Friday, February 6, 2009

Lying in Journalism

As I was watching "Shattered Glass" I was amazed at the amount of work Stephen Glass had to put into his stories to get away with making them up. It seemed like it would have been easier to just right a true story that to make up all the false facts, people and websites.
It is hard to decide if investigative reporting is ethical or lying. I guess it would have to depend on the situation. The type of reporting Glass did is never acceptable, but I do believe there are times when it is necessary to hide your identity to get the truth of the matter. Like Nancy said in class, without investigative reporting we would have never known about the Watergate scandal and who knows, maybe we never would have known about Bill and Monica! I also believe undercover reporting can be useful in times of war to make sure the prisoners and soldiers are being treated correctly.
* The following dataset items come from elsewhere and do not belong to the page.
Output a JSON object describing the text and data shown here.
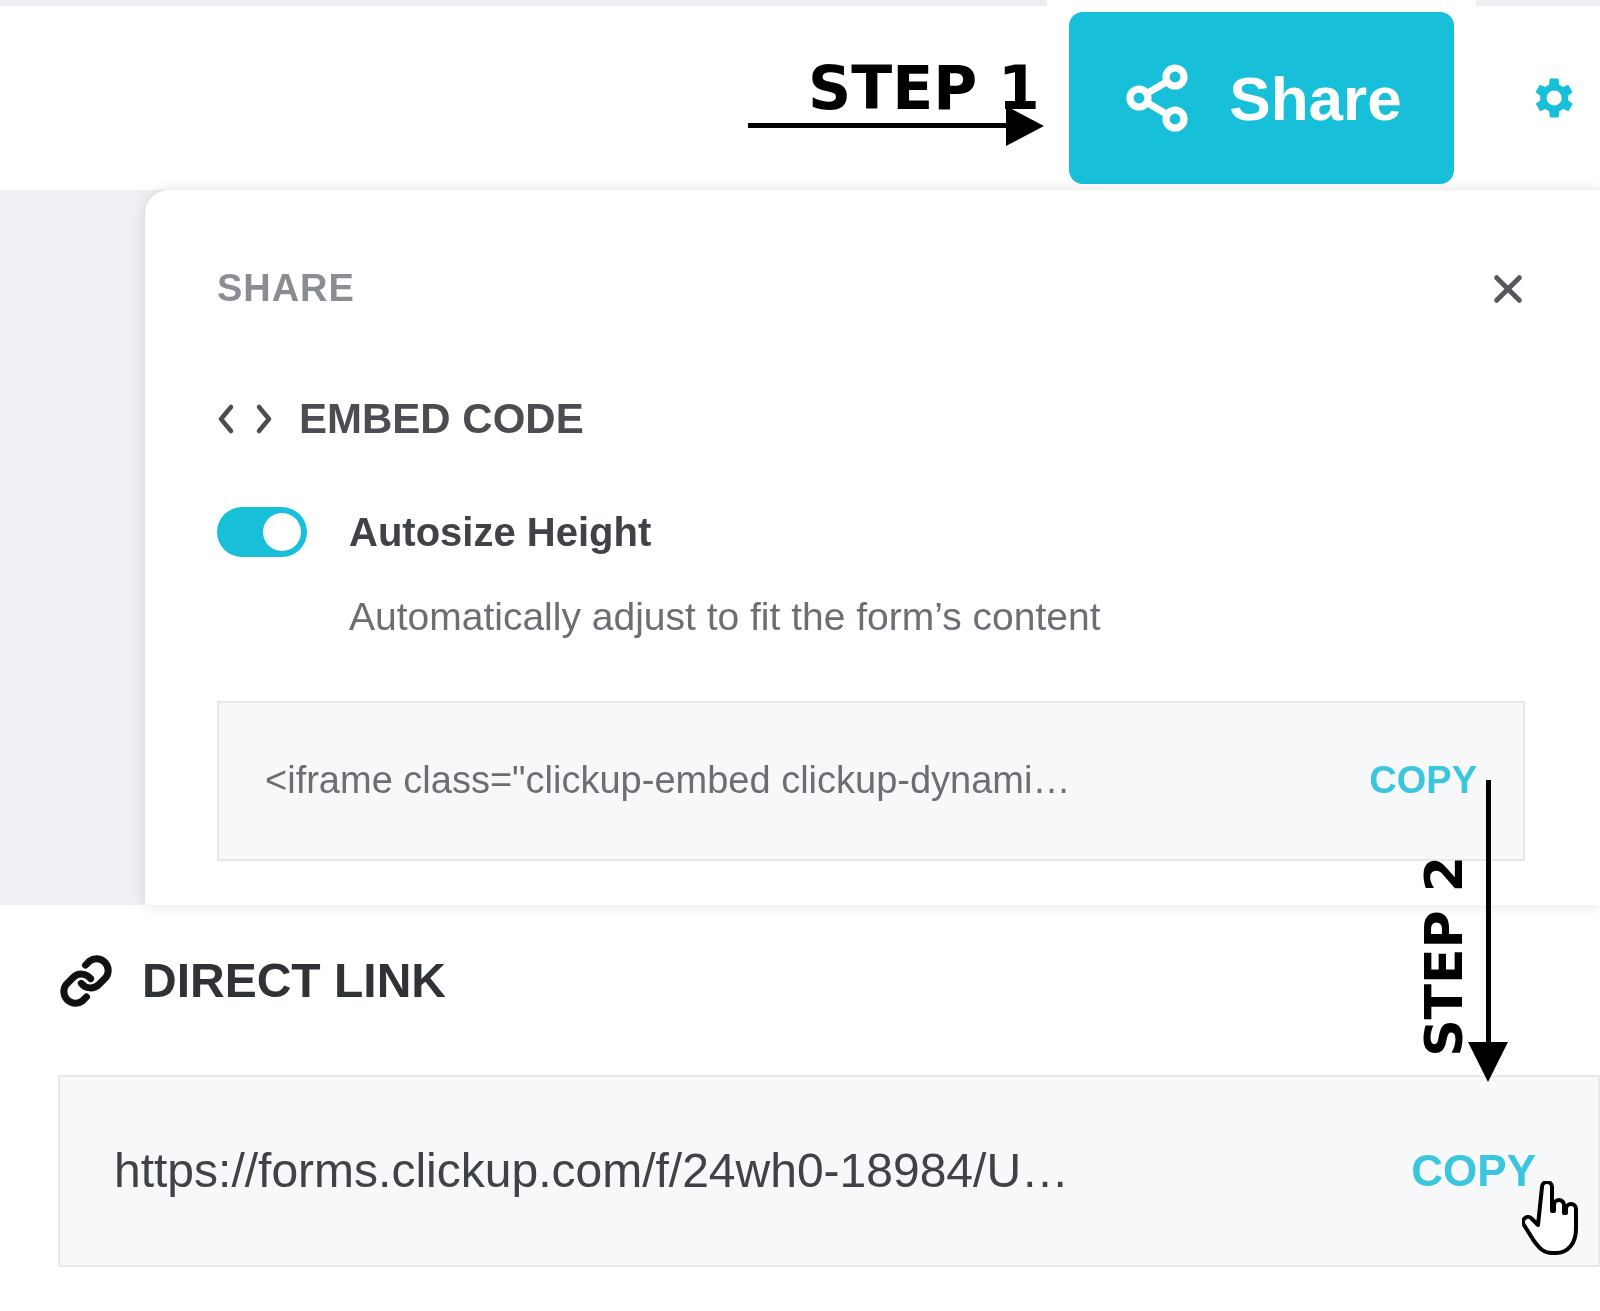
{
  "header": {
    "share_button": {
      "label": "Share"
    }
  },
  "annotations": [
    {
      "kind": "horizontal",
      "label": "STEP 1"
    },
    {
      "kind": "vertical",
      "label": "STEP 2"
    }
  ],
  "share_panel": {
    "title": "SHARE",
    "embed_code": {
      "heading": "EMBED CODE",
      "toggle": {
        "label": "Autosize Height",
        "on": true,
        "description": "Automatically adjust to fit the form’s content"
      },
      "code": "<iframe class=\"clickup-embed clickup-dynami…",
      "copy_label": "COPY"
    }
  },
  "direct_link": {
    "heading": "DIRECT LINK",
    "url": "https://forms.clickup.com/f/24wh0-18984/U…",
    "copy_label": "COPY"
  }
}
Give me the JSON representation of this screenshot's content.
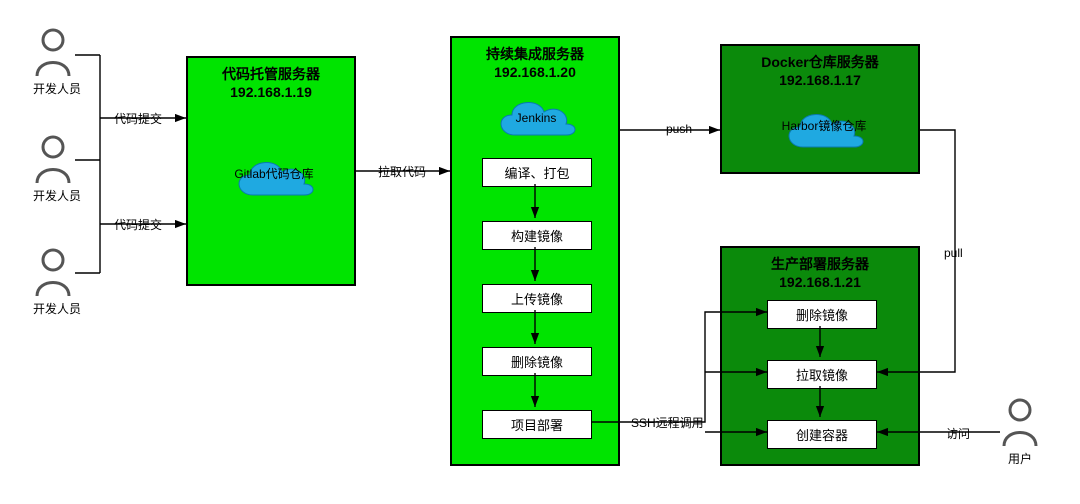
{
  "developers": {
    "label": "开发人员"
  },
  "user": {
    "label": "用户"
  },
  "edges": {
    "commit": "代码提交",
    "pull_code": "拉取代码",
    "push": "push",
    "pull": "pull",
    "ssh": "SSH远程调用",
    "visit": "访问"
  },
  "code_server": {
    "title": "代码托管服务器",
    "ip": "192.168.1.19",
    "cloud": "Gitlab代码仓库"
  },
  "ci_server": {
    "title": "持续集成服务器",
    "ip": "192.168.1.20",
    "cloud": "Jenkins",
    "steps": [
      "编译、打包",
      "构建镜像",
      "上传镜像",
      "删除镜像",
      "项目部署"
    ]
  },
  "docker_server": {
    "title": "Docker仓库服务器",
    "ip": "192.168.1.17",
    "cloud": "Harbor镜像仓库"
  },
  "prod_server": {
    "title": "生产部署服务器",
    "ip": "192.168.1.21",
    "steps": [
      "删除镜像",
      "拉取镜像",
      "创建容器"
    ]
  }
}
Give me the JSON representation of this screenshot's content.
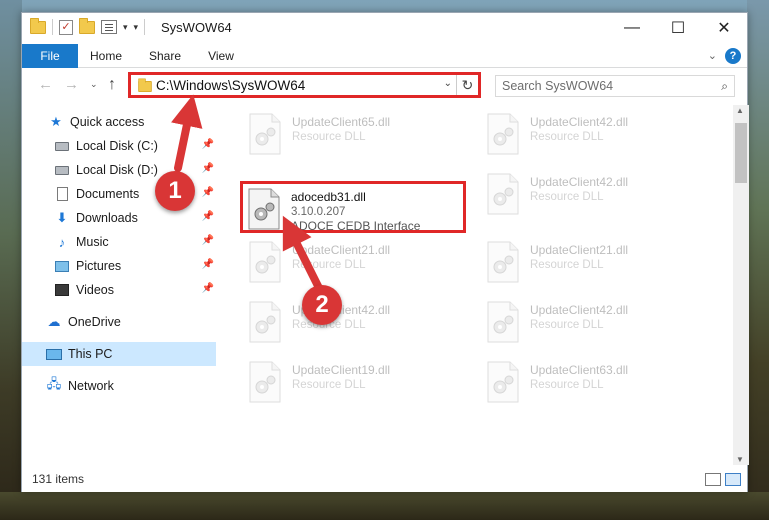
{
  "window": {
    "title": "SysWOW64",
    "buttons": {
      "minimize": "—",
      "maximize": "☐",
      "close": "✕"
    }
  },
  "ribbon": {
    "tabs": [
      "File",
      "Home",
      "Share",
      "View"
    ],
    "expand_glyph": "⌄",
    "help_glyph": "?"
  },
  "navbar": {
    "back": "←",
    "forward": "→",
    "recent": "⌄",
    "up": "↑",
    "address": "C:\\Windows\\SysWOW64",
    "address_dropdown": "⌄",
    "refresh": "↻",
    "search_placeholder": "Search SysWOW64",
    "search_glyph": "⌕"
  },
  "nav_pane": {
    "items": [
      {
        "label": "Quick access",
        "icon": "star-icon",
        "pinned": false
      },
      {
        "label": "Local Disk (C:)",
        "icon": "disk-icon",
        "pinned": true
      },
      {
        "label": "Local Disk (D:)",
        "icon": "disk-icon",
        "pinned": true
      },
      {
        "label": "Documents",
        "icon": "document-icon",
        "pinned": true
      },
      {
        "label": "Downloads",
        "icon": "download-icon",
        "pinned": true
      },
      {
        "label": "Music",
        "icon": "music-icon",
        "pinned": true
      },
      {
        "label": "Pictures",
        "icon": "pictures-icon",
        "pinned": true
      },
      {
        "label": "Videos",
        "icon": "videos-icon",
        "pinned": true
      },
      {
        "label": "OneDrive",
        "icon": "cloud-icon",
        "pinned": false
      },
      {
        "label": "This PC",
        "icon": "computer-icon",
        "pinned": false,
        "selected": true
      },
      {
        "label": "Network",
        "icon": "network-icon",
        "pinned": false
      }
    ]
  },
  "files": {
    "left": [
      {
        "name": "UpdateClient65.dll",
        "desc": "Resource DLL",
        "faded": true
      },
      {
        "name": "adocedb31.dll",
        "desc": "3.10.0.207",
        "desc2": "ADOCE CEDB Interface",
        "faded": false,
        "highlighted": true
      },
      {
        "name": "UpdateClient21.dll",
        "desc": "Resource DLL",
        "faded": true
      },
      {
        "name": "UpdateClient42.dll",
        "desc": "Resource DLL",
        "faded": true
      },
      {
        "name": "UpdateClient19.dll",
        "desc": "Resource DLL",
        "faded": true
      }
    ],
    "right": [
      {
        "name": "UpdateClient42.dll",
        "desc": "Resource DLL",
        "faded": true
      },
      {
        "name": "UpdateClient42.dll",
        "desc": "Resource DLL",
        "faded": true
      },
      {
        "name": "UpdateClient21.dll",
        "desc": "Resource DLL",
        "faded": true
      },
      {
        "name": "UpdateClient42.dll",
        "desc": "Resource DLL",
        "faded": true
      },
      {
        "name": "UpdateClient63.dll",
        "desc": "Resource DLL",
        "faded": true
      }
    ]
  },
  "status": {
    "item_count": "131 items"
  },
  "annotations": {
    "step1": "1",
    "step2": "2"
  },
  "colors": {
    "accent": "#1979ca",
    "highlight": "#e02727",
    "callout": "#d93636",
    "selection": "#cce8ff"
  }
}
To me the main difference between lying and undercover reporting is your motive. Are you lying to get a story that will put you ahead in your career, or are you risking your career to help others. If you feel you can justify your reasons like Mills said with "the greatest good for the greatest number," then undercover reporting is useful. There is one other condition in order to correctly go undercover, you must let your editor know. How can they back you up if they feel you are lying to them.
Glass had no right to do what he did. He hurt so many people through the process, but with a good cause then yes I think undercover reporting can be very useful.